Shadow of a Face is a monument to abolitionist Harriet Tubman in Newark, New Jersey's Harriet Tubman Square designed by architect and artist Nina Cooke John. It was unveiled on March 9, 2023. It replaced a monument to Christopher Columbus in the same location which was removed in 2020 by the city to prevent its toppling in a Black Lives Matter protest. Several other monuments are in the park.

== Design ==
The design is governed in plan by circles, which symbolize community connection across time and space, according to Cooke John. It is 25 ft tall and 40 ft wide. The monument is made of a curved poured-in-place concrete wall with a six foot tall bas-relief of Tubman's face on the side facing the Newark Museum of Art and a mosaic of blue tiles made by community members on the other. A second curved wall made of wood slats on the exterior and corten steel on the interior contains a timeline of Tubman's life as well as panels that present information on Black liberation history in the city and state. A 25-foot tall black steel silhouette of Tubman rises from the monument's interior. An abstracted cape made of black steel and plastic conduit floats over the wood slat wall. There is one bench made of concrete and wood slats in the monument's interior and one on the exterior. The outline of Columbus's plinth is inscribed in the ground.

Integrated speakers play audio narrating Tubman's life by Newark native Queen Latifah and reflections from community members. Lights within the silhouette and in the ground light up the monument at night. Signs on a steel electricity box explain the monument and the park's history. The monument is encircled with hexagonal concrete pavers, some of which are engraved with donor names, and a short pink granite retaining wall that defines the park from the sidewalk.

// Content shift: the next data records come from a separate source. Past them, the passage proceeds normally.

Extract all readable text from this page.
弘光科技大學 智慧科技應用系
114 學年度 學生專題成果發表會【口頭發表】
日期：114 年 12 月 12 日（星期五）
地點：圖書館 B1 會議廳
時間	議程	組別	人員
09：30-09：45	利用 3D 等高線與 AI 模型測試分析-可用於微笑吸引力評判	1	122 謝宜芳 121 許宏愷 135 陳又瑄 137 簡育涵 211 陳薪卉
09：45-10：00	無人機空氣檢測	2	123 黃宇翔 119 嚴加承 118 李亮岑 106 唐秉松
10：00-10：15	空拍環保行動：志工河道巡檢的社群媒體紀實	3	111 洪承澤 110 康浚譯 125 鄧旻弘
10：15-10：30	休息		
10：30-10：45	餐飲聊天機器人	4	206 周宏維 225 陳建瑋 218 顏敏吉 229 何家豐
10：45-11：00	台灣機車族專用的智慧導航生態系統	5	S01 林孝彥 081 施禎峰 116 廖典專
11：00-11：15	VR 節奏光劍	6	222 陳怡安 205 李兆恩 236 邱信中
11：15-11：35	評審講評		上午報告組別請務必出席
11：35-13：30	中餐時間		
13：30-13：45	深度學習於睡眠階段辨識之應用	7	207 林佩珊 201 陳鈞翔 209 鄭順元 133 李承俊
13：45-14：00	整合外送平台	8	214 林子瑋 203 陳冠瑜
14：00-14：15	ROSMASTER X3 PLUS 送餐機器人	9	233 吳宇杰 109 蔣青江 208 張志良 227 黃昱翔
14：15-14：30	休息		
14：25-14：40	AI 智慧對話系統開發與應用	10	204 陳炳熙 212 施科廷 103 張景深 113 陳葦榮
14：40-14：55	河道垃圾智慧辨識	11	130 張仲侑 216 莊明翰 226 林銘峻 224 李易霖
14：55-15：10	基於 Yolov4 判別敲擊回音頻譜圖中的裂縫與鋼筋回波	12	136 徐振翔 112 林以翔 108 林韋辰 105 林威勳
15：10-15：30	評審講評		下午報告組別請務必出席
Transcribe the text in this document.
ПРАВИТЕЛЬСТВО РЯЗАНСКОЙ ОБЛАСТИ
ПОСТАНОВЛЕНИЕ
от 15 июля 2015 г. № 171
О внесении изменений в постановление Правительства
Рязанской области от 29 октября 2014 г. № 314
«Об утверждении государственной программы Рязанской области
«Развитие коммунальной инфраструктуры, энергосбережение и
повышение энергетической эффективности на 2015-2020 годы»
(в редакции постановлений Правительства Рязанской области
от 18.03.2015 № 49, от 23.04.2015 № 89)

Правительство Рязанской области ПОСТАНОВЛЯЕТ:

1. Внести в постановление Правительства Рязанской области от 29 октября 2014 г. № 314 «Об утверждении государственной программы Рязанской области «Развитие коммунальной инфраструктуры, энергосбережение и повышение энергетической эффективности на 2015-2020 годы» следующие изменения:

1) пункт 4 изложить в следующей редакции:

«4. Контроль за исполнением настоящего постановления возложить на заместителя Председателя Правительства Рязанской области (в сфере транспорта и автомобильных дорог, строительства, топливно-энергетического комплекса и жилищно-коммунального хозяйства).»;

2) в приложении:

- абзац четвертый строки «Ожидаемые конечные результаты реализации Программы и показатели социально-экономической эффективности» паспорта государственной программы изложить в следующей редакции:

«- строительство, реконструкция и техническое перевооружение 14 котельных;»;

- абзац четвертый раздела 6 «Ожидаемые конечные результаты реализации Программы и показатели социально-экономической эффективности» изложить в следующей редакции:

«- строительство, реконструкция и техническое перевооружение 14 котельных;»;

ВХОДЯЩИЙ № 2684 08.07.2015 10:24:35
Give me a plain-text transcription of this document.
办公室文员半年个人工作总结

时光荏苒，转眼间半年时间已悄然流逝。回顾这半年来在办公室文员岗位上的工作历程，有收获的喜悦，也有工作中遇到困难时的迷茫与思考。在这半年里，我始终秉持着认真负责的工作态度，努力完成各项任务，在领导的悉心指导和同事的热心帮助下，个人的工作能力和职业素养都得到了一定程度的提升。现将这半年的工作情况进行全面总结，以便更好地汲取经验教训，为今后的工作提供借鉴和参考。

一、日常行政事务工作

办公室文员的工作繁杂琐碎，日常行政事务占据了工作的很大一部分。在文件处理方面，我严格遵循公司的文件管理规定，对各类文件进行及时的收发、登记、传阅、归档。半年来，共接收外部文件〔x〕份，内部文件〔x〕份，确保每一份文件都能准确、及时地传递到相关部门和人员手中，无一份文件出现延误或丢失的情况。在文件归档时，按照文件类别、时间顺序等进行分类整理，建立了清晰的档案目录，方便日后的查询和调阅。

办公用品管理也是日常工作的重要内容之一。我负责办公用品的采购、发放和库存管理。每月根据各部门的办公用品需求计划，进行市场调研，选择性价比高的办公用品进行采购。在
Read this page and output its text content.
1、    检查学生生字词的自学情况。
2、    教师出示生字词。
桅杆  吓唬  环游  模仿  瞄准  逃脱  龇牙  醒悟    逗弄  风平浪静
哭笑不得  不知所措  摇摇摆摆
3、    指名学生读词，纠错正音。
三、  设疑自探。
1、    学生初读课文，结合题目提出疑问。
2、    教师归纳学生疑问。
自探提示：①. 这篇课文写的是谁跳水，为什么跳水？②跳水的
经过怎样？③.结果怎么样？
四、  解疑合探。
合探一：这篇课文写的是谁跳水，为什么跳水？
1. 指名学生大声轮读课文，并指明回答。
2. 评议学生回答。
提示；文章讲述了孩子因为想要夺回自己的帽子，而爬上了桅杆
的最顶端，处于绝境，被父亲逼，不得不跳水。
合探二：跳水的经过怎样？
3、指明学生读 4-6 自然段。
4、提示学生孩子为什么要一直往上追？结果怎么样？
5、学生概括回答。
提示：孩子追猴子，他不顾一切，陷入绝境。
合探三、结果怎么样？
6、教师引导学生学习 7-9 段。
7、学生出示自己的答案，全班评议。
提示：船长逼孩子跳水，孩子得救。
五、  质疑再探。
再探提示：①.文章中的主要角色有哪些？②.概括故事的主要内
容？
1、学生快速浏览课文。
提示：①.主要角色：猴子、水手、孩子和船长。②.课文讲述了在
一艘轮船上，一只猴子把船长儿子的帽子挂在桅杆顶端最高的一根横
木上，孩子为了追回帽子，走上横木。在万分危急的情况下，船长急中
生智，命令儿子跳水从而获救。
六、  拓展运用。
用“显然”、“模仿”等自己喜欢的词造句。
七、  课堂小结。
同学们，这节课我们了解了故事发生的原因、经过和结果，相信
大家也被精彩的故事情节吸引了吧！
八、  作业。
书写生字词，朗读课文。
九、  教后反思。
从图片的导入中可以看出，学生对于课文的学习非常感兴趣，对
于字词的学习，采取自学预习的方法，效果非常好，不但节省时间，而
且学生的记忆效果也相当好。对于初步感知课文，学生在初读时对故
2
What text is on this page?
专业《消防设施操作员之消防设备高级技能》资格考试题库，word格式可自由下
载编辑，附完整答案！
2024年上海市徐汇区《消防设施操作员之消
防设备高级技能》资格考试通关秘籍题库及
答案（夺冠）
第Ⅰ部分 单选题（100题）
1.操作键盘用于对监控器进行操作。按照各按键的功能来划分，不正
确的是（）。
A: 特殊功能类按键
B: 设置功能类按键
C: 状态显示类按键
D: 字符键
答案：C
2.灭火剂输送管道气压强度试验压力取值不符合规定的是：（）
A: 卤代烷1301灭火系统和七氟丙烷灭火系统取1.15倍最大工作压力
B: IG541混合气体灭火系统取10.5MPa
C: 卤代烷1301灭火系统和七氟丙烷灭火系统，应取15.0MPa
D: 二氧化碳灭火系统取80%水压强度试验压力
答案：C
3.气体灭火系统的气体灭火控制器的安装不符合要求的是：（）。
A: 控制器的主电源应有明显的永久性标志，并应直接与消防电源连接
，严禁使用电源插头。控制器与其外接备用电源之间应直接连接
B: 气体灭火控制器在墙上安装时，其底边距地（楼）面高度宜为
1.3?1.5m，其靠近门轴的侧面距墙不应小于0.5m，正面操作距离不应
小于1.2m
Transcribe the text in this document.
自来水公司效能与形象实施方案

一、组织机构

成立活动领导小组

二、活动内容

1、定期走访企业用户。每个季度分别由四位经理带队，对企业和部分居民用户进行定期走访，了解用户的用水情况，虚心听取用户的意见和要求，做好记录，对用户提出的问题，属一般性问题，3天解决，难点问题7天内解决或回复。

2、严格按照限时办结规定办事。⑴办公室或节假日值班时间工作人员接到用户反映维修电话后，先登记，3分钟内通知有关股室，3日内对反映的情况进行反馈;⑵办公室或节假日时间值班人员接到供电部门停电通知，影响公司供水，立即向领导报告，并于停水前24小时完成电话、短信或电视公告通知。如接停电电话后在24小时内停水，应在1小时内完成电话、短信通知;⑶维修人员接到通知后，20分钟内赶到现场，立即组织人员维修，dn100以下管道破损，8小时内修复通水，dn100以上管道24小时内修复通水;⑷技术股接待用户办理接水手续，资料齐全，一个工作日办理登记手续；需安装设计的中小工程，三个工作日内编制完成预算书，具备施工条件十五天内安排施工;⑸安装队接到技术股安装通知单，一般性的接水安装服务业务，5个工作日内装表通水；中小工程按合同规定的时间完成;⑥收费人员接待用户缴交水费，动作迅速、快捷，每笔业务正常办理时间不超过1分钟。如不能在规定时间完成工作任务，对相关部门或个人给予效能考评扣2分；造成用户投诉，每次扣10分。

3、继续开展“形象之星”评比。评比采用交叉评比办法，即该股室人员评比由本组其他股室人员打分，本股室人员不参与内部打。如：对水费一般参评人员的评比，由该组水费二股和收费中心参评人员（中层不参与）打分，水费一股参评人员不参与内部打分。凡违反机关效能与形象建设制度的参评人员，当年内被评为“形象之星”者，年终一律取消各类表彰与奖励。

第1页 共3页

The name of the work was inspired by "Runagate Runagate" a 1962 Robert Hayden poem which references Tubman.

== History ==
In October 2020, Mayor of Newark Ras Baraka announced that the city would replace the monument to Columbus with one to Harriet Tubman with the City of Newark commissioning five local artists to present proposals to a 14-person jury. In June 2021, the city announced the selection of Cooke John to complete the monument.

Community members have disputed Tubman's connection to Newark and the decision to rename the park in her honor. Some have also criticized the removal of Columbus without a public hearing as erasing an important part of American history.

The monument was originally rejected by a state historic preservation panel (the park and statue of Columbus are contributing properties to the James Street Commons Historic District) for not adequately consulting with the area's Italian community and asked to be presented with a plan that included statues to both Columbus and Tubman. The panel was subsequently overruled by a state commissioner, allowing the construction of Cooke John's proposal.

The project is a Grace Farms Design for Freedom pilot project, meaning many of its materials were examined to ensure that they were produced with forced labor-free materials.

The monument was unveiled on March 9, 2023, by Mayor Ras Baraka, First Lady of New Jersey Tammy Murphy, Queen Latifah, Cooke John, Don Katz and other local dignitaries following a press conference at Audible's Innovation Cathredral.

The monument's surrounding hardscape was completed in November 2023, including the addition of a short pink granite retaining wall and completion of the paved area.